Whitehouse founded Bike Lane Uprising in 2017 after she was almost run over by a commercial truck driver. The site she built allows local bikers to quickly document bike lane obstructions with photos. It has been used to log 50,000 such obstructions.
In November, the group tweeted a photo of Mayor Lori Lightfoot’s car caravan parked in a bike lane in front of a doughnut shop.
“Parking in bike lanes so you can get doughnuts means you value doughnuts over the lives of bicyclists,” the account tweeted. The mayor, who had irked bike advocates in May by calling Chicago a “car city,” criticized her security detail for parking in the bike lane shortly after the post sparked outrage.
Bikers tend to be civically engaged, Whitehouse said. She thinks they’ve become an essential faction in city politics.
“You have to get cyclists’ votes. We will swing an election,” Whitehouse said.

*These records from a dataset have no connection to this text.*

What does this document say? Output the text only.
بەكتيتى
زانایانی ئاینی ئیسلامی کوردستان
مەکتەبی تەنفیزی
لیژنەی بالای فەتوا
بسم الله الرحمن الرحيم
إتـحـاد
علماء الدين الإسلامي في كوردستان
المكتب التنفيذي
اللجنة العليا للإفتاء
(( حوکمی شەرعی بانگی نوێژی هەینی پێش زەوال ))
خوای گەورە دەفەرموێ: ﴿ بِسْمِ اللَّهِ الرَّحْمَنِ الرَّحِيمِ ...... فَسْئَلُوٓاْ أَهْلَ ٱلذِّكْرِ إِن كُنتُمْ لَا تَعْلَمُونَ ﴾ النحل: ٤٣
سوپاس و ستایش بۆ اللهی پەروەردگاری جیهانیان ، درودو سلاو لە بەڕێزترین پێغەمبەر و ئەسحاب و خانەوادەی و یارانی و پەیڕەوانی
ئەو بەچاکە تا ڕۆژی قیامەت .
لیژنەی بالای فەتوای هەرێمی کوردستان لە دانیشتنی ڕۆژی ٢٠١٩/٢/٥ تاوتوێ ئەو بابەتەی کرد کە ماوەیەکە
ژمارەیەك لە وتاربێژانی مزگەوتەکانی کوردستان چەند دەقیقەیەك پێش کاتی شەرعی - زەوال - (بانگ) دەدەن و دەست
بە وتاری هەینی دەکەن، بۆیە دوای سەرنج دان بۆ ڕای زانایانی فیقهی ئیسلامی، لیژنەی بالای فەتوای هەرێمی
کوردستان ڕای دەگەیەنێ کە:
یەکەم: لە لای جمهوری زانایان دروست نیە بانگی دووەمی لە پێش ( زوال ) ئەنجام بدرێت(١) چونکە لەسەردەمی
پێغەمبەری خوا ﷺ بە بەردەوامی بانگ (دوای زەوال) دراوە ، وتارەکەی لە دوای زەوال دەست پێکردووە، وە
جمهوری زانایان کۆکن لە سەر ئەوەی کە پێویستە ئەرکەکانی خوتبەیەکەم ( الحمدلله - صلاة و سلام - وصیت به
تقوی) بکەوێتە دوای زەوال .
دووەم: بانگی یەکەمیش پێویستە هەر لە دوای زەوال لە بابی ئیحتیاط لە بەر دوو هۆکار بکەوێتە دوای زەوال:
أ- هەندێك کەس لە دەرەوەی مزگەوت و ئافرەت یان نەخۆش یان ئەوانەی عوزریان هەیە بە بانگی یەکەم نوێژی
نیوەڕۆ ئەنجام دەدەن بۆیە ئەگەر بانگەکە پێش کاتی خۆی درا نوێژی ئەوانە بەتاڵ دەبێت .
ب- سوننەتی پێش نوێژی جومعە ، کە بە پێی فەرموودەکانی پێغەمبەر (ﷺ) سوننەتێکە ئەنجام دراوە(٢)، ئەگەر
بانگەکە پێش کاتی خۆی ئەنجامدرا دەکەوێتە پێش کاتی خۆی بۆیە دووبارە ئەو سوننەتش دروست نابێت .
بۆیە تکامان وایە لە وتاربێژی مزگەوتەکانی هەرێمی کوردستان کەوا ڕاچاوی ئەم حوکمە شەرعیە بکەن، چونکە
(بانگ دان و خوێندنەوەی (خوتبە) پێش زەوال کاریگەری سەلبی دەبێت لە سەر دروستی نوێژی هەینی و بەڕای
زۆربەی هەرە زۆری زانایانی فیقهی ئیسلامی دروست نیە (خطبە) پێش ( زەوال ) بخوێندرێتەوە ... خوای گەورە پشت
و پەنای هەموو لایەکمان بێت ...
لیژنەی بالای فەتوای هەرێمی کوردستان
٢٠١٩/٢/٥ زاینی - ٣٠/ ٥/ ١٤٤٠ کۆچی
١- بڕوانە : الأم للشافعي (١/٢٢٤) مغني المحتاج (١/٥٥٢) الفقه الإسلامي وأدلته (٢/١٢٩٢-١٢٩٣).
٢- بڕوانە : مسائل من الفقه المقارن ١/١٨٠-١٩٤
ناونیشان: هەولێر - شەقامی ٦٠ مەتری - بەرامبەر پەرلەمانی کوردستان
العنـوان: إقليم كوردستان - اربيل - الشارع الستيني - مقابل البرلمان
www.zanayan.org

The city’s current construction of bike lanes hasn’t always taken the needs of Black and brown communities into consideration, said Oboi Reed, founder of Equiticity, a nonprofit focused on racial equity and mobility. He worries some of the groups calling for quickly installed, citywide bike infrastructure might also shut out those communities’ unique concerns.
His Equiticity group wants to instead first build out the “social infrastructure” for biking. The group helps get people bikes and organizes regular group rides to convince people biking is good for their communities, Reed said. He supports a bike grid because he believes better bike infrastructure can reduce traffic and interpersonal violence, but wants it to first be supported by the communities it will affect.

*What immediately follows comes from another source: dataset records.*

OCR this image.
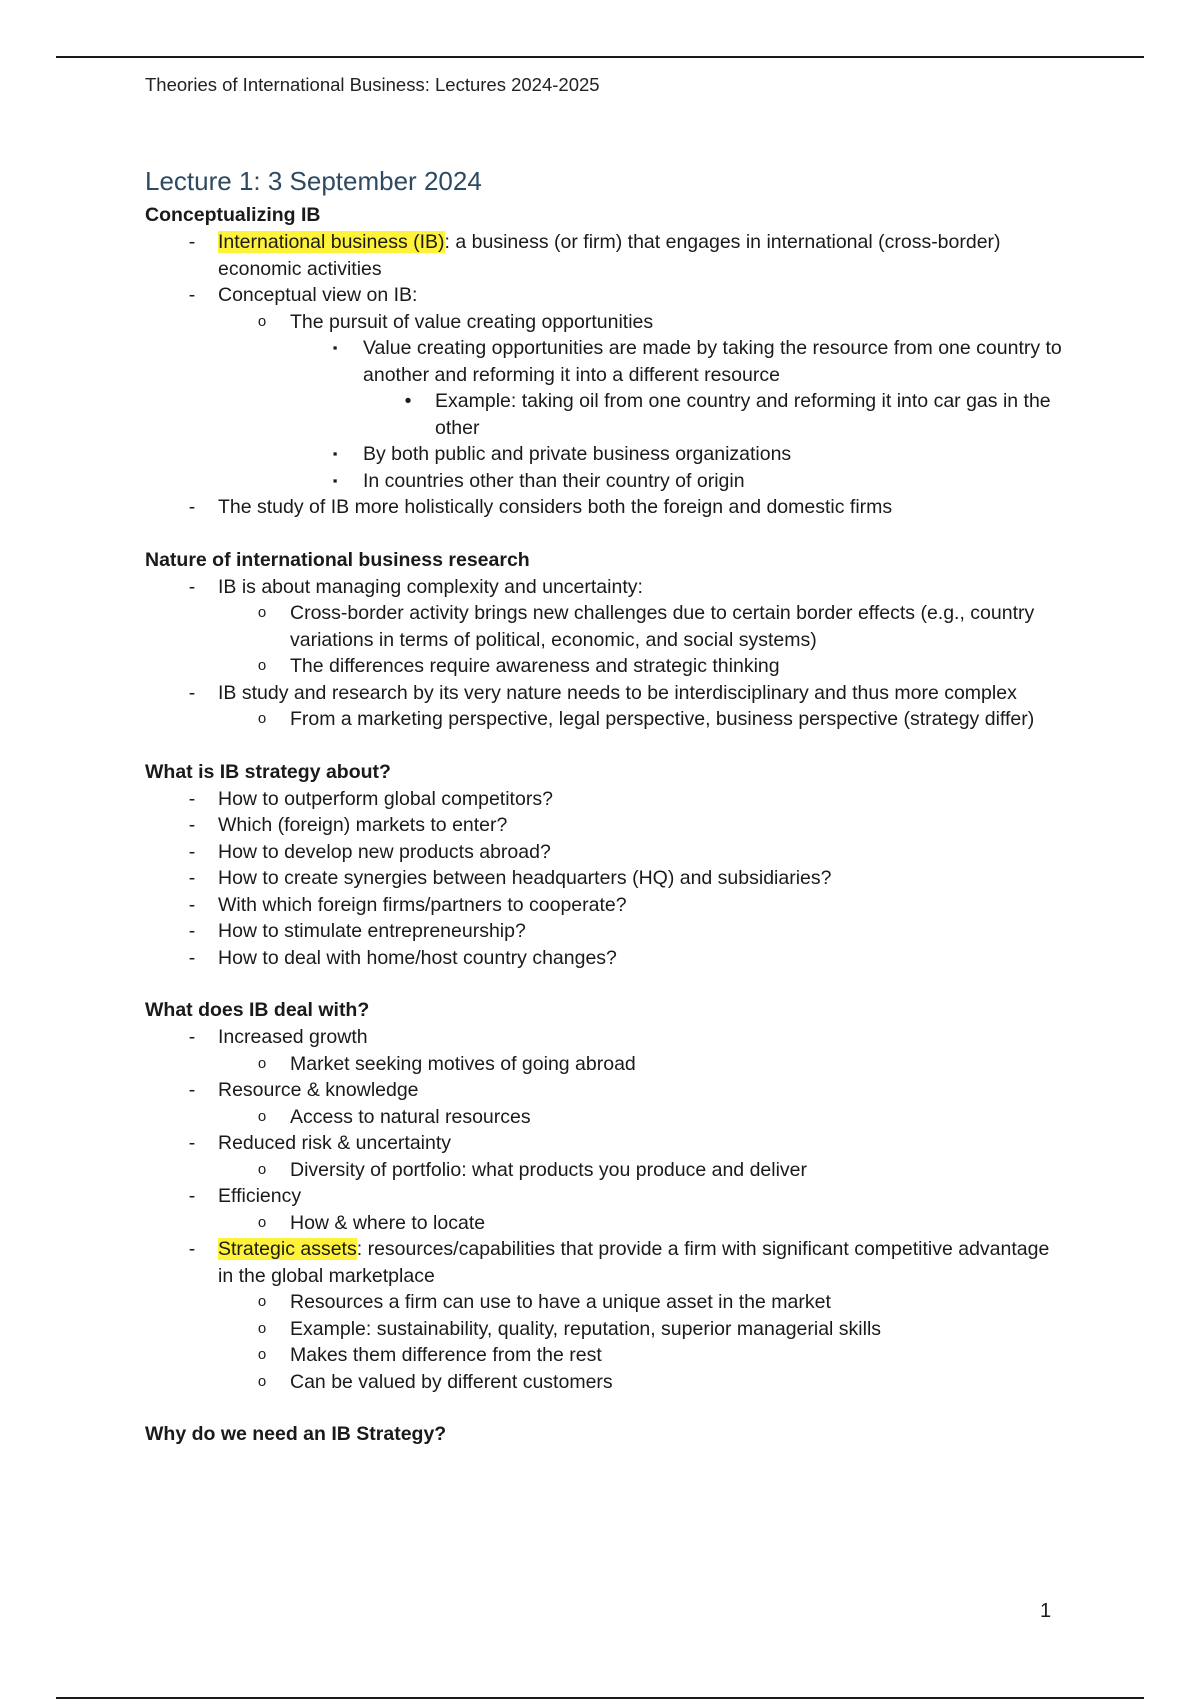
Theories of International Business: Lectures 2024-2025
Lecture 1: 3 September 2024
Conceptualizing IB
-	International business (IB): a business (or firm) that engages in international (cross-border) economic activities
-	Conceptual view on IB:
o The pursuit of value creating opportunities
▪	Value creating opportunities are made by taking the resource from one country to another and reforming it into a different resource
•	Example: taking oil from one country and reforming it into car gas in the other
▪	By both public and private business organizations
▪	In countries other than their country of origin
-	The study of IB more holistically considers both the foreign and domestic firms
Nature of international business research
-	IB is about managing complexity and uncertainty:
o Cross-border activity brings new challenges due to certain border effects (e.g., country variations in terms of political, economic, and social systems)
o The differences require awareness and strategic thinking
-	IB study and research by its very nature needs to be interdisciplinary and thus more complex
o From a marketing perspective, legal perspective, business perspective (strategy differ)
What is IB strategy about?
-	How to outperform global competitors?
-	Which (foreign) markets to enter?
-	How to develop new products abroad?
-	How to create synergies between headquarters (HQ) and subsidiaries?
-	With which foreign firms/partners to cooperate?
-	How to stimulate entrepreneurship?
-	How to deal with home/host country changes?
What does IB deal with?
-	Increased growth
o Market seeking motives of going abroad
-	Resource & knowledge
o Access to natural resources
-	Reduced risk & uncertainty
o Diversity of portfolio: what products you produce and deliver
-	Efficiency
o How & where to locate
-	Strategic assets: resources/capabilities that provide a firm with significant competitive advantage in the global marketplace
o Resources a firm can use to have a unique asset in the market
o Example: sustainability, quality, reputation, superior managerial skills
o Makes them difference from the rest
o Can be valued by different customers
Why do we need an IB Strategy?
1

“There should be a partnership that is resourced for community-based organizations to share power and have ownership in that planning process, and whatever comes out of it should reflect our identity, our needs and our history,” he said.
CDOT officials leading the city’s bike infrastructure efforts hold a similar view. They have heard the frustrations of some activists over the pace of bike lane construction, but believe development needs to be bottom-up, Deputy Commissioner Vig Krishnamurthy said.
“It isn’t one-size-fits-all because the city isn’t created out of one mold,” he said. “You have to bring people along, or otherwise the change isn’t lasting.”
The city plans to create “neighborhood networks” of connected bike infrastructure in certain neighborhoods where the city and residents believe it is needed while also connecting the different networks. The plan amounts to a bike grid, said CDOT Complete Streets director Dave Smith.
“I think we’re seeing it happen,” he said. “That’s absolutely where we’re headed.”
Still, the demand for bike infrastructure is “just not there yet” in some areas, so the city has focused on sparking interest, Krishnamurthy said. The push includes giving away 5,000 free bikes and shutting down major boulevards such as Drexel, Douglas and Logan to cars for a day.
The rise in bike ridership, infrastructure and advocacy is creating a positive feedback loop that will continue to lead to more development, they said. But the gradual development underway is still not fast enough for some.
As two transit officials at a December CDOT community meeting led a small group discussion and highlighted plans to make streets safer that leaned heavily on public messaging, frustration spread among the activists, mostly from Bike Grid Now.
Why not close DuSable Lake Shore Drive by downtown, one suggested. The changes need to be top-down and broad, activist Scott Rubin said.
After the meeting, Rubin said he was disappointed. Piecemeal infrastructure tweaks and outreach campaigns telling drivers to go slower won’t cut it, he said.
“Chicago prioritizes car travel and kind of ignores everyone else,” Rubin said. “It’s life or death for a lot of people.”